When you contract a flu virus, it multiplies inside your body and overwhelms your immune system, which then must play catch up with its production of antibodies to help fight the virus. Vaccines give your body a leg up in this battle. Flu vaccines introduce into your body weakened versions of the flu strain, thus prompting the production of antibodies by your immune system. These antibodies are then in place to battle the “wild” virus, should it enter your system. A vaccine for swine flu is being fast-tracked through development for widespread distribution to the public. The CDC recommends you get vaccinated, especially if you have a condition that puts you at high risk of flu complications, such as asthma, diabetes, pregnancy or anything that weakens your immune response. According to the U.S. Centers for Disease Control and Prevention, anyone who wants to reduce their risk of the flu can get a flu shot. The flu shot is approved for anyone older that 6 months of age. Some people have a higher risk of the disease.

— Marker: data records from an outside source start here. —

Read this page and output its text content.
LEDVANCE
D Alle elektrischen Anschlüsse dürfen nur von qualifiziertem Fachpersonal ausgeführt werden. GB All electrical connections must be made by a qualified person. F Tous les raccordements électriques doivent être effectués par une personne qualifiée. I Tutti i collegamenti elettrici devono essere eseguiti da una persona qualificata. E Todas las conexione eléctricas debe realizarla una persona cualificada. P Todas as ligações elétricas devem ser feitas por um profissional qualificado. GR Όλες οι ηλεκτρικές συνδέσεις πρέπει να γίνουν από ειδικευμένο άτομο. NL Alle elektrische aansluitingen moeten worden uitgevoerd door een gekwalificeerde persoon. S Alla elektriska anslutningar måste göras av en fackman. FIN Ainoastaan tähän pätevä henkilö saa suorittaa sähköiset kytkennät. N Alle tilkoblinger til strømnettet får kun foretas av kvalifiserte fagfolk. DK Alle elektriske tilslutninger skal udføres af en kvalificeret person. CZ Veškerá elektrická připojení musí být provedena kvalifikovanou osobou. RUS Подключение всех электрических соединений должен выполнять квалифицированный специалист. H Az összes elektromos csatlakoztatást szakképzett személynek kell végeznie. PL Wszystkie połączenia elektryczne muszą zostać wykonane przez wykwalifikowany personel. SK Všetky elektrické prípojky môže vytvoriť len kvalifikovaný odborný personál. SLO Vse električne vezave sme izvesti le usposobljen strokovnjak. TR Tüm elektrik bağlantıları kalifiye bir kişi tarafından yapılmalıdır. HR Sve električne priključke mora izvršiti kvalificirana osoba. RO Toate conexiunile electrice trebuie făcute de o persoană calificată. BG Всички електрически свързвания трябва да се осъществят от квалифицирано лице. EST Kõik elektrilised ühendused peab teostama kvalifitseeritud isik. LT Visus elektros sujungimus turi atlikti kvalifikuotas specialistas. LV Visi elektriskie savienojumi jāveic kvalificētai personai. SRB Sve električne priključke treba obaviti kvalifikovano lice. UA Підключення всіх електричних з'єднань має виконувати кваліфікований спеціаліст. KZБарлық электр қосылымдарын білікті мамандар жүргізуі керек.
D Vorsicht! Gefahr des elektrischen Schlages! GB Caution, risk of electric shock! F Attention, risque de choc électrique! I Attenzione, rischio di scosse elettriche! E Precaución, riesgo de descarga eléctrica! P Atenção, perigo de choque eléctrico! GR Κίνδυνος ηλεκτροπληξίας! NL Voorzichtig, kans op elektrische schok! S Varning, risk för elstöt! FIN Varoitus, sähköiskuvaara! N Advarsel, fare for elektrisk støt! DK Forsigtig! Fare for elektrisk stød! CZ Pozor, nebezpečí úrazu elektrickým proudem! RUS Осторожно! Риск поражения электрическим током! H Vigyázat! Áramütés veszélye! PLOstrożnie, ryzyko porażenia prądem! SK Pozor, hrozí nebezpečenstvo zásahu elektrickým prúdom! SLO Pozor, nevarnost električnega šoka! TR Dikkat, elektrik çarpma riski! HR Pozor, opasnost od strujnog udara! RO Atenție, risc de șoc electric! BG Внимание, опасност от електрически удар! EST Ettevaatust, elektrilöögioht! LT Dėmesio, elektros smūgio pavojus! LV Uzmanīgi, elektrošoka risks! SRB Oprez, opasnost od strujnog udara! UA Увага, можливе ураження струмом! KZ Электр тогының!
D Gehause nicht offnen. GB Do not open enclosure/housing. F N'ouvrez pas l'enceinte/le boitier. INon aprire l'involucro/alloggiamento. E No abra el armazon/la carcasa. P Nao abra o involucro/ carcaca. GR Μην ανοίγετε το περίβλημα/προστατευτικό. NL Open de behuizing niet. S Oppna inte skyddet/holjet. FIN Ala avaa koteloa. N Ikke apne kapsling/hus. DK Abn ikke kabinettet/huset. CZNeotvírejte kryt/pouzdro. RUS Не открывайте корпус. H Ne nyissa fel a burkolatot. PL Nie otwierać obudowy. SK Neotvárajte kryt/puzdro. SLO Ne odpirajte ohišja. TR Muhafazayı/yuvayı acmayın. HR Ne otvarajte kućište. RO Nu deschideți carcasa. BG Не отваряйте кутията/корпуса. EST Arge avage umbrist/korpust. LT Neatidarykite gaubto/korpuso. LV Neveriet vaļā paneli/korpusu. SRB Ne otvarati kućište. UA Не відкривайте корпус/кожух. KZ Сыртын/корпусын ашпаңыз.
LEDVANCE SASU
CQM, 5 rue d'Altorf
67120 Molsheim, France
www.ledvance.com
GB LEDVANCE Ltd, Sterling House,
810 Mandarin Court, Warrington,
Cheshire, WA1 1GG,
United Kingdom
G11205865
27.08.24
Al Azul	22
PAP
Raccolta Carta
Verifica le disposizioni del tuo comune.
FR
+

You should be vaccinated each year if you:
- Are 50 or older
- Have chronic lung or heart disease
- Have sickle cell anemia and other hemoglobinopathies
- Live in a nursing home or extended care facilities
- Live in any type of housing where there are chronic health problems
- Have kidney disease, anemia, severe asthma, diabetes, or chronic liver disease
- Have a weakened immune system (including those with cancer or HIV/AIDS)
- Receive long-term treatment with steroids for any condition
- Expect to be past the 3rd month of pregnancy during the flu season (you may want to consider requesting the mercury-free flu vaccine)
Children and teenagers receiving long-term aspirin therapy and children between the age of 6 months and 2 years should also receive a flu shot each year. Mercury-free vaccines are preferred in younger children. The flu shot is also recommended for health care providers who work in high-risk settings and direct contacts or caretakers of high-risk individuals. The flu shot is encouraged for:
- People who have in-home contact with infants who are younger than 6 months old
- People who provide essential community services
- People living in dormitories or other crowded conditions
- Anyone who wants to reduce their change of getting influenza
Children under age 9 require two shots one month apart the first time that they receive influenza vaccine. Older children and adults only require a single shot each year.
Most people achieve protection from the flu approximately 2 weeks after receiving the vaccine.
Immunization of high-risk people reduces the risk of death from the flu. Immunization of those caring for high-risk people reduces the risk of spreading the disease to other people who may have a higher than average risk for complications. The Risks: Most people have no side effects from the flu shot. Soreness at the injection site or minor aches and low grade fever may be present for several days.